Reduce Your Basis---Monetize the Math

For very conservative investors, reducing the basis by covered call writing can be a way to increase profits...So..whether it is by dollar cost averaging, or call writing...getting that basis lower increases the probability of profit.

Sunday, October 6, 2013

"The Future is Wide Open" and other funny stories

Whenever my family leaves town, or at least in the old days when the kids were in the back of the Ford Aerostar...we used to insert a cd of Tom Petty's greatest hits, and the first number or so was the song with the line "The Future is wide open." It was kind of a soothing ritual...and during times of stress...like leaving for college...leaving for a job...etc, etc,,,well to summarize...we wore out the cd...I am not sure statistically whether we did indeed reduce the amount of stress...we did not have a proper test group...but still....here is my review of the concept. Whenever we listened to the song, as the older guy in the group, I just wondered whether anyone had really tested just how wide open the future was....and then last week, I heard a presentation in which a guru said that the stock market pundits who say that one should "never limit your upside" are simply full of "xxxt"....The truth that the money pros all know is that one "ALWAYS" limits the upside, and takes the other side of the transaction, making oneself the banker, not the river gambler....writing calls, shorting...anything but gambling on the eternal upside.... So there it is,,,about the "Future is Wide Open"....and now I think of Tom Petty as a financial guru...I do need to get another cd so I can never forget the message....

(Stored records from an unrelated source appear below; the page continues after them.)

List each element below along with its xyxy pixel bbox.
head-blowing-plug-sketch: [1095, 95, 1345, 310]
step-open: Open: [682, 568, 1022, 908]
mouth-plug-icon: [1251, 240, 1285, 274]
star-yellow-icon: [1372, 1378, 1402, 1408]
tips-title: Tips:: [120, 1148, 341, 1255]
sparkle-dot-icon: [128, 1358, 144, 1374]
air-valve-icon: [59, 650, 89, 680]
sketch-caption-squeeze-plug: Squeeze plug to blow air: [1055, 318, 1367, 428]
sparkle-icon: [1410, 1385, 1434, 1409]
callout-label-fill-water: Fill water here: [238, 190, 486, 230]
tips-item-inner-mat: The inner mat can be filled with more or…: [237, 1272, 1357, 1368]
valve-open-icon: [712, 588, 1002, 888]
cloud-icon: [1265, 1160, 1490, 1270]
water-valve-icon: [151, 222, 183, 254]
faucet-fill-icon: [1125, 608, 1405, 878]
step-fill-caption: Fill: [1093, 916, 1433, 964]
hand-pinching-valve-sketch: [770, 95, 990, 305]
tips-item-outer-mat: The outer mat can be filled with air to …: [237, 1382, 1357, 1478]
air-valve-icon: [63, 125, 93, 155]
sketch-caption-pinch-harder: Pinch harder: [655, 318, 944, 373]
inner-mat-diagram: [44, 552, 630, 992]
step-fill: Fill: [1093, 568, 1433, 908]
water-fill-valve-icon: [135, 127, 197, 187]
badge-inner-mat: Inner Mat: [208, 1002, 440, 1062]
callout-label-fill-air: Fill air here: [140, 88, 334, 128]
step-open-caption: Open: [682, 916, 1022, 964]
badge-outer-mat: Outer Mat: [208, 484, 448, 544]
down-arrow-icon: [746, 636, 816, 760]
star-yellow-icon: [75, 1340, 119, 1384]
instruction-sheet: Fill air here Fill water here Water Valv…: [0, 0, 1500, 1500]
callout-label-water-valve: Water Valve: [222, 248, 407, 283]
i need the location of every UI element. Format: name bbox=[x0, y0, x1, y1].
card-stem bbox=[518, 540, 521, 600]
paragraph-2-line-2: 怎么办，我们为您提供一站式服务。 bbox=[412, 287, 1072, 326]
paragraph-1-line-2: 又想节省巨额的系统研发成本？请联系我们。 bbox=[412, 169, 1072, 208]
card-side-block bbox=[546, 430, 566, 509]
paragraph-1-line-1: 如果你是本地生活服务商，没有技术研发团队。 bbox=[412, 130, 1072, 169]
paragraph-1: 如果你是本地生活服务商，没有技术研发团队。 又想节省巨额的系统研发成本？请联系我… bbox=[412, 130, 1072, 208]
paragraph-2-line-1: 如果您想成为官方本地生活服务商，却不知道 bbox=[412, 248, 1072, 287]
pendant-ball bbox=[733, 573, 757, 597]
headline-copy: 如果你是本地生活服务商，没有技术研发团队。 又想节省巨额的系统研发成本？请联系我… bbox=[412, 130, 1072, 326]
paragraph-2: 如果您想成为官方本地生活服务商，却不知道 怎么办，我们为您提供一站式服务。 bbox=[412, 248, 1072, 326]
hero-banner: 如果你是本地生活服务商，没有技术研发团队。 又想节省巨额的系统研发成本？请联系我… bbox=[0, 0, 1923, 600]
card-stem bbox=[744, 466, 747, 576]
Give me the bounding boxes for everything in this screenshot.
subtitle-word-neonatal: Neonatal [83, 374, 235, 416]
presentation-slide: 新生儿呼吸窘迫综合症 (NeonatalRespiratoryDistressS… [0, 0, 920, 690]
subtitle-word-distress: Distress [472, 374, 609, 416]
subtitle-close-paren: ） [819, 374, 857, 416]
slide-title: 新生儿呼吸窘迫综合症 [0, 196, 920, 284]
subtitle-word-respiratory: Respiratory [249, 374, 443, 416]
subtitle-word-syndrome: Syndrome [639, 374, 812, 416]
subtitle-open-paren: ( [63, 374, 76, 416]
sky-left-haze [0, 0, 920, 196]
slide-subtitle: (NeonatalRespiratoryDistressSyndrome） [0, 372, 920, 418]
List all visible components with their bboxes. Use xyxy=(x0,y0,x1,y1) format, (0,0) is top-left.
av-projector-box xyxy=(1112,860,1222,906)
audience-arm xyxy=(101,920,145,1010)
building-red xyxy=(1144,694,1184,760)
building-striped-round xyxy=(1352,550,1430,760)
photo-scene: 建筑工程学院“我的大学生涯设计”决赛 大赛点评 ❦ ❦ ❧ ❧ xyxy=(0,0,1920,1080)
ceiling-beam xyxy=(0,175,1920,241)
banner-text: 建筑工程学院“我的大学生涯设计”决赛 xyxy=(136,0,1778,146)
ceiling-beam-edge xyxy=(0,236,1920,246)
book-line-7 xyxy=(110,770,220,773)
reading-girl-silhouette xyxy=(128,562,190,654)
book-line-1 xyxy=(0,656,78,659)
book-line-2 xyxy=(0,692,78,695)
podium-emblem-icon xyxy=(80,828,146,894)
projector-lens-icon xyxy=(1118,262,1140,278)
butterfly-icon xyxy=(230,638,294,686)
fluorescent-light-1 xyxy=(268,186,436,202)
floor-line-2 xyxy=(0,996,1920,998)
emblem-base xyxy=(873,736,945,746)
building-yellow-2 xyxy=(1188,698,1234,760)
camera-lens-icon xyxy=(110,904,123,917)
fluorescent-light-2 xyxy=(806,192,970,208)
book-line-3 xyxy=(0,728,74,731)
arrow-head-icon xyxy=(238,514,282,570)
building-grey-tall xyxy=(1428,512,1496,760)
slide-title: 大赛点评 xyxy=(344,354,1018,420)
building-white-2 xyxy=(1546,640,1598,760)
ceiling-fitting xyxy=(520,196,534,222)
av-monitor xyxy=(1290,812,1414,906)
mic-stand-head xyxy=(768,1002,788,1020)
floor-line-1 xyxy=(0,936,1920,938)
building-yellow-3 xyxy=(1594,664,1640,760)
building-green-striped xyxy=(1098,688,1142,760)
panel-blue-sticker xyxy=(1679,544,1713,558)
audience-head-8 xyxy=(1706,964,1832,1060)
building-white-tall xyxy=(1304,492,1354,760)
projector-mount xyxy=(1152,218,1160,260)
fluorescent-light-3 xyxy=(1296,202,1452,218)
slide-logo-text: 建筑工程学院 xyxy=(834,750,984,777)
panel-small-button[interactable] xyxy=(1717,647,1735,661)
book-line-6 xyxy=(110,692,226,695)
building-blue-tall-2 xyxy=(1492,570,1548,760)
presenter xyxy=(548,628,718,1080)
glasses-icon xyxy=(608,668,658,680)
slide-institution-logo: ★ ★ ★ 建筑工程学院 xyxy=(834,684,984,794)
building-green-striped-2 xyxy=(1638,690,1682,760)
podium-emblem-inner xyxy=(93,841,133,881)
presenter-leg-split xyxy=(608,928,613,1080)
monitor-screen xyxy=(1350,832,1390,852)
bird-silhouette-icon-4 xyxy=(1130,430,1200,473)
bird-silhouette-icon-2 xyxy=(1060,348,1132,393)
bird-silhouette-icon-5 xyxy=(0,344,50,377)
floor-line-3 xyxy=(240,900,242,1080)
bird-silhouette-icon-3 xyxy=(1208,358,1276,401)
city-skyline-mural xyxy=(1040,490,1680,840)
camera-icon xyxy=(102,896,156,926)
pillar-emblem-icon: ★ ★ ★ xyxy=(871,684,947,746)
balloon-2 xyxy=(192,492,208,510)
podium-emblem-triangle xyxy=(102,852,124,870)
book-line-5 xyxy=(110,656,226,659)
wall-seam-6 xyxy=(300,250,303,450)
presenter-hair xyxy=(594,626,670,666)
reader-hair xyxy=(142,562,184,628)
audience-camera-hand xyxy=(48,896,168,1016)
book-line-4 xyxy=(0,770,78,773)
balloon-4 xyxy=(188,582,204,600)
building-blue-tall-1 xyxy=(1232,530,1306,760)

Charts Describe the Past; Options Speculate on the Future: Do not confuse the two

Whenever one reads a written piece of promotion from a Wall street firm, one usually finds the disclaimer, "Past results to not imply future performance." And one might wonder why this is so...because it is required to tell investors that the past is gone...done...and yesterday does not matter... Someone needs to tell those chart guys the above paragraph....all the chart guys seems to think that they seem to know....trust me..they don't...and legally cannot....make a note of it.

Sunday, June 9, 2013

"You Don't Know the Future---Trust me": a classic from www.tastytrade.com:

In a quick overview of financial education by Trader Bob last week on Tasty Trade, which broadcasts at www.tastytrade.com he mentioned that in traditional instruction, as limited as it is for our high school and college graduates...there is the learned behavior of having a "belief" about the future...as in ,,,after analysis I believe that...a) the market is going down, or b) or going up or c) going sidewise.....ditto for individual stocks. In reality, when listening to the pundits on tv, they mostly just recite the data points from the past and point to "interesting" and "foreboding" signs,,,maybe giving them a "double top" or such magical name to impart some meaning to the lines and formations....and in the end, making you believe that because they have shown you this funny little diagram, they know something very deep and profound about the future----and to which, Trader Bob says----"Trust me--you do not know the Future". As a test for me of his instruction, I have begun placing both bullish and bearish option positions on a "paper" trading platform called "Think or Swim". Immediately after placing the positions, I have been carefully noting that one of the positions is profitable, and one unprofitable literally seconds after putting the trade on...and mostly, it does not go as I presume...and I think...and as I believe...merging my belief and my knowledge....and well...it all has added up to squat...and in the end...it is best that I get "agnostic" or "sanguine" or in Trader Bob's favorite term---"Delta Neutral."